By Ariba Shahid
KARACHI, Pakistan (Reuters) – Pakistan and the International Monetary Fund (IMF) on Wednesday reached a staff level agreement (SLA) on the second and final review of Pakistan’s bailout program, which will release $1.1 billion for the debt-ridden South Asian economy.
Since the $3 billion bailout was approved in June last year, Pakistan has implemented several IMF-mandated reforms, such as budget adjustments, increasing interest rates, and higher energy prices.
A caretaker government was given unprecedented powers to make necessary economic policy decisions, oversee reforms and the release of funds, without fear of political backlash.
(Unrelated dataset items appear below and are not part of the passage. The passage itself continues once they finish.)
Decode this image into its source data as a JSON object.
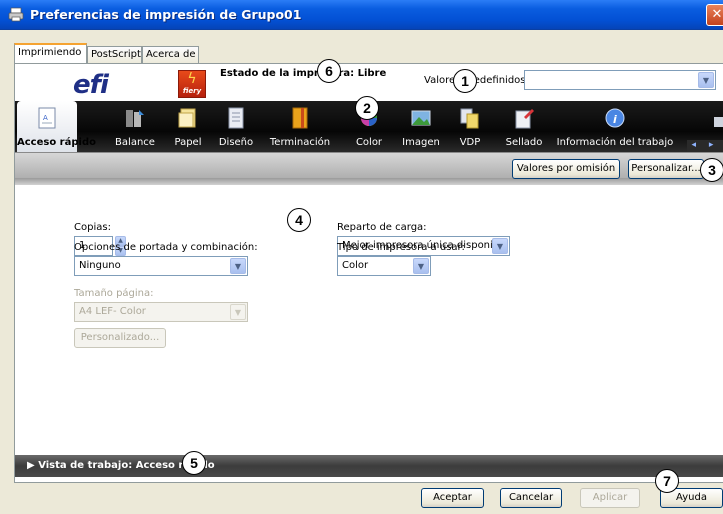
{
  "window": {
    "title": "Preferencias de impresión de Grupo01",
    "close_label": "✕"
  },
  "tabs": [
    {
      "label": "Imprimiendo"
    },
    {
      "label": "PostScript"
    },
    {
      "label": "Acerca de"
    }
  ],
  "header": {
    "logo_text": "efi",
    "fiery_text": "fiery",
    "printer_status": "Estado de la impresora: Libre",
    "presets_label": "Valores predefinidos:",
    "presets_value": ""
  },
  "toolbar": {
    "items": [
      {
        "label": "Acceso rápido",
        "icon": "quick-access-icon"
      },
      {
        "label": "Balance",
        "icon": "balance-icon"
      },
      {
        "label": "Papel",
        "icon": "paper-icon"
      },
      {
        "label": "Diseño",
        "icon": "layout-icon"
      },
      {
        "label": "Terminación",
        "icon": "finishing-icon"
      },
      {
        "label": "Color",
        "icon": "color-icon"
      },
      {
        "label": "Imagen",
        "icon": "image-icon"
      },
      {
        "label": "VDP",
        "icon": "vdp-icon"
      },
      {
        "label": "Sellado",
        "icon": "stamping-icon"
      },
      {
        "label": "Información del trabajo",
        "icon": "info-icon"
      }
    ],
    "scroll": "◂ ▸"
  },
  "actionbar": {
    "defaults_button": "Valores por omisión",
    "customize_button": "Personalizar..."
  },
  "form": {
    "copies_label": "Copias:",
    "copies_value": "1",
    "cover_label": "Opciones de portada y combinación:",
    "cover_value": "Ninguno",
    "page_size_label": "Tamaño página:",
    "page_size_value": "A4 LEF- Color",
    "custom_button": "Personalizado...",
    "load_balance_label": "Reparto de carga:",
    "load_balance_value": "Mejor impresora única disponible",
    "printer_type_label": "Tipo de impresora a usar:",
    "printer_type_value": "Color"
  },
  "job_view": {
    "label": "Vista de trabajo: Acceso rápido",
    "arrow": "▶"
  },
  "footer": {
    "ok": "Aceptar",
    "cancel": "Cancelar",
    "apply": "Aplicar",
    "help": "Ayuda"
  },
  "callouts": [
    "1",
    "2",
    "3",
    "4",
    "5",
    "6",
    "7"
  ],
  "colors": {
    "titlebar": "#0a5de0",
    "toolbar": "#0a0a0a",
    "greybar": "#b9b9b9",
    "tab_accent": "#f5a331"
  }
}
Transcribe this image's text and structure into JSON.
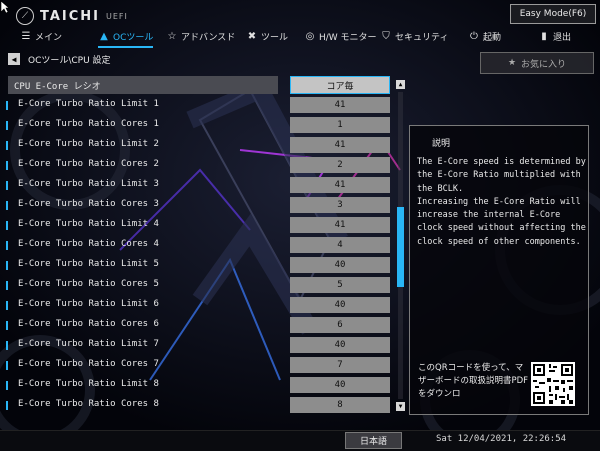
{
  "header": {
    "brand": "TAICHI",
    "brand_suffix": "UEFI",
    "easy_mode_label": "Easy Mode(F6)"
  },
  "nav": {
    "items": [
      {
        "label": "メイン",
        "icon": "list-icon"
      },
      {
        "label": "OCツール",
        "icon": "flame-icon"
      },
      {
        "label": "アドバンスド",
        "icon": "star-icon"
      },
      {
        "label": "ツール",
        "icon": "wrench-icon"
      },
      {
        "label": "H/W モニター",
        "icon": "monitor-icon"
      },
      {
        "label": "セキュリティ",
        "icon": "shield-icon"
      },
      {
        "label": "起動",
        "icon": "power-icon"
      },
      {
        "label": "退出",
        "icon": "exit-icon"
      }
    ]
  },
  "breadcrumb": "OCツール\\CPU 設定",
  "favorite_label": "お気に入り",
  "settings": {
    "header": {
      "label": "CPU E-Core レシオ",
      "value": "コア毎"
    },
    "rows": [
      {
        "label": "E-Core Turbo Ratio Limit 1",
        "value": "41"
      },
      {
        "label": "E-Core Turbo Ratio Cores 1",
        "value": "1"
      },
      {
        "label": "E-Core Turbo Ratio Limit 2",
        "value": "41"
      },
      {
        "label": "E-Core Turbo Ratio Cores 2",
        "value": "2"
      },
      {
        "label": "E-Core Turbo Ratio Limit 3",
        "value": "41"
      },
      {
        "label": "E-Core Turbo Ratio Cores 3",
        "value": "3"
      },
      {
        "label": "E-Core Turbo Ratio Limit 4",
        "value": "41"
      },
      {
        "label": "E-Core Turbo Ratio Cores 4",
        "value": "4"
      },
      {
        "label": "E-Core Turbo Ratio Limit 5",
        "value": "40"
      },
      {
        "label": "E-Core Turbo Ratio Cores 5",
        "value": "5"
      },
      {
        "label": "E-Core Turbo Ratio Limit 6",
        "value": "40"
      },
      {
        "label": "E-Core Turbo Ratio Cores 6",
        "value": "6"
      },
      {
        "label": "E-Core Turbo Ratio Limit 7",
        "value": "40"
      },
      {
        "label": "E-Core Turbo Ratio Cores 7",
        "value": "7"
      },
      {
        "label": "E-Core Turbo Ratio Limit 8",
        "value": "40"
      },
      {
        "label": "E-Core Turbo Ratio Cores 8",
        "value": "8"
      }
    ]
  },
  "description": {
    "title": "説明",
    "body": "The E-Core speed is determined by the E-Core Ratio multiplied with the BCLK.\nIncreasing the E-Core Ratio will increase the internal E-Core clock speed without affecting the clock speed of other components.",
    "qr_text": "このQRコードを使って、マザーボードの取扱説明書PDFをダウンロ"
  },
  "status": {
    "language": "日本語",
    "datetime": "Sat 12/04/2021, 22:26:54"
  },
  "colors": {
    "accent": "#29b6f6",
    "value_bg": "#8d8d8d",
    "background": "#05060a"
  }
}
With the current program concluding on April 11, Pakistani officials are considering a new medium-term program with the IMF.
In addition to meeting continuous targets, the IMF has identified the following reforms for Pakistan to undertake:
STRENGTHENING PUBLIC FINANCES
Pakistan has been tasked with gradual fiscal consolidation, broadening the existing tax base, improving tax administration, and debt sustainability, all while protecting the vulnerable.
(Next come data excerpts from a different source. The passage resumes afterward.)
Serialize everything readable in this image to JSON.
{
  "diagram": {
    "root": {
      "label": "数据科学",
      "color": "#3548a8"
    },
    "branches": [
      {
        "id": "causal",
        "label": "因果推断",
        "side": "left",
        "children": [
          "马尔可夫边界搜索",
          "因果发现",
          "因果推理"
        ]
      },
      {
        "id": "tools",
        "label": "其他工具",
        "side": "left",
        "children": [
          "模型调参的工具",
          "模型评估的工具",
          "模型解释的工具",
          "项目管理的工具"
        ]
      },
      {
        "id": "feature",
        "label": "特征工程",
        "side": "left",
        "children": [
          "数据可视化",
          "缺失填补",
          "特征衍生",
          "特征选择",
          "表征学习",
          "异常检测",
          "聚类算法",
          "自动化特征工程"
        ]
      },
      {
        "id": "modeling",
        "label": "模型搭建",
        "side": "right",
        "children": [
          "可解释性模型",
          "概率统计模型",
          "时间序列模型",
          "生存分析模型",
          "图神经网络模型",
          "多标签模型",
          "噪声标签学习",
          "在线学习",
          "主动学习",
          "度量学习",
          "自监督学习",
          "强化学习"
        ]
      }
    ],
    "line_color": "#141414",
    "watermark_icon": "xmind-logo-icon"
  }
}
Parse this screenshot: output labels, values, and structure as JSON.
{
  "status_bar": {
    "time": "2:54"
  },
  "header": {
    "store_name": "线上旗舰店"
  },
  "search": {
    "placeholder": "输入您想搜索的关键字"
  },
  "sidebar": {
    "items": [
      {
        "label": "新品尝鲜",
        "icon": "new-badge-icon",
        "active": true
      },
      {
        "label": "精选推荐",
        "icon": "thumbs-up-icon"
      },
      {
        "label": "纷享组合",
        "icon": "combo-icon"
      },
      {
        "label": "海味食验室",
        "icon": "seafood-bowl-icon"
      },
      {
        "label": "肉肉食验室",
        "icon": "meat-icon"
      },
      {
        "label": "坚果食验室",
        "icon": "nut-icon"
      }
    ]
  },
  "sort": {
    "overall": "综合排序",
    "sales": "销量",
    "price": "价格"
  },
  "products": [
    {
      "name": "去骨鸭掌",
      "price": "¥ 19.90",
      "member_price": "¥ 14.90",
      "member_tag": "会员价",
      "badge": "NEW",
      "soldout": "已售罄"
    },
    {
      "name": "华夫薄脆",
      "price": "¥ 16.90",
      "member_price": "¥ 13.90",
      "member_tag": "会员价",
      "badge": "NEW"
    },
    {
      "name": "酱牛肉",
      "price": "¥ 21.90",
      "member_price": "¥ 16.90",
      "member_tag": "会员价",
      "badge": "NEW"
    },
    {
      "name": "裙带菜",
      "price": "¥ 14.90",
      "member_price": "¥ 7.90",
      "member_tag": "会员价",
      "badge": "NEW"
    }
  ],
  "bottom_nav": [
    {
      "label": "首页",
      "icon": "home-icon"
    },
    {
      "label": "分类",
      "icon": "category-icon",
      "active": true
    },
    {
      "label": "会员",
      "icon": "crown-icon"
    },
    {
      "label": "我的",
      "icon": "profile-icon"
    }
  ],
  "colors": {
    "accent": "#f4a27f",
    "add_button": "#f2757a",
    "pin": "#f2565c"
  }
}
Pakistan has to meet a primary budget deficit target of 401 billion rupees ($1.44 billion), or 0.4% of gross domestic product, for the current fiscal year before the government presents its budget in June.
In a media brief in December 2023, the Federal Board of Revenue (FBR) said Pakistan had a “very narrow tax base” of around 5.2 million people in 2022, out of a population of 240 million people.
The FBR said it plans to add 1.5 million new taxpayers to the existing base during the current fiscal year.
RESTORING THE VIABILITY OF THE ENERGY SECTOR
Pakistan was told to prevent further accumulation of circular debt in its power sector, arising from subsidies and unpaid bills.
It needs to implement reforms to reduce costs by improving electricity transmission and distribution, moving captive power into the grid, improving governance, and combating theft.
Additionally, Pakistan should maintain power and gas tariffs at levels that ensure cost recovery, with adjustments made to safeguard the financially vulnerable, through existing progressive tariff structures.
In a report released in January, the IMF noted Pakistan missed its target for power sector arrears, largely due to lower-than-expected recoveries and tariffs.
CUTTING INFLATION
Pakistan has faced significant inflation challenges, hitting a peak of 38% last May, partly influenced by tax measures to meet IMF requirements.
The inflation rate has since eased, with the consumer price index rising 23.1% year-on-year in February, the lowest increase since June 2022, partly due to a high base effect.
On Monday, the central bank maintained interest rates at a record high of 22% for a sixth consecutive time due to ongoing inflation risks.
In January, the central bank adjusted its forecast for average inflation this fiscal year to 23%-25%, up from 20%-22%, amid rising energy costs.
FOREX MARKET REFORMS
The IMF recommended that Pakistan adopt a market-driven exchange rate to help balance external accounts and rebuild foreign reserves. It asks for more transparency and flexibility in the market.
On Monday, Pakistan’s central bank chief anticipated a $2 billion debt rollover this week, with an additional $4 billion expected by June, which would bolster the country’s reserve position, with an import cover of just over 1.6 months.
To meet IMF conditions, Pakistan’s military and central bank cracked down on black market operations in September.
The IMF asked that the difference between interbank and open market rates should not breach 1.25% before the release of a second tranche of funds under the bailout.
PROMOTING THE PRIVATE SECTOR
The IMF said the suggested reforms could stimulate private sector growth in Pakistan, but said further protections that distort the market need to be removed.
The IMF suggests enhancing reforms for State-Owned Enterprises (SOEs) to define ownership and government roles more clearly.
Since elections in February, Pakistan has a new parliament which has the power to amend the SOE act.
In September, the caretaker government identified 10 SOEs to be privatised, or improved.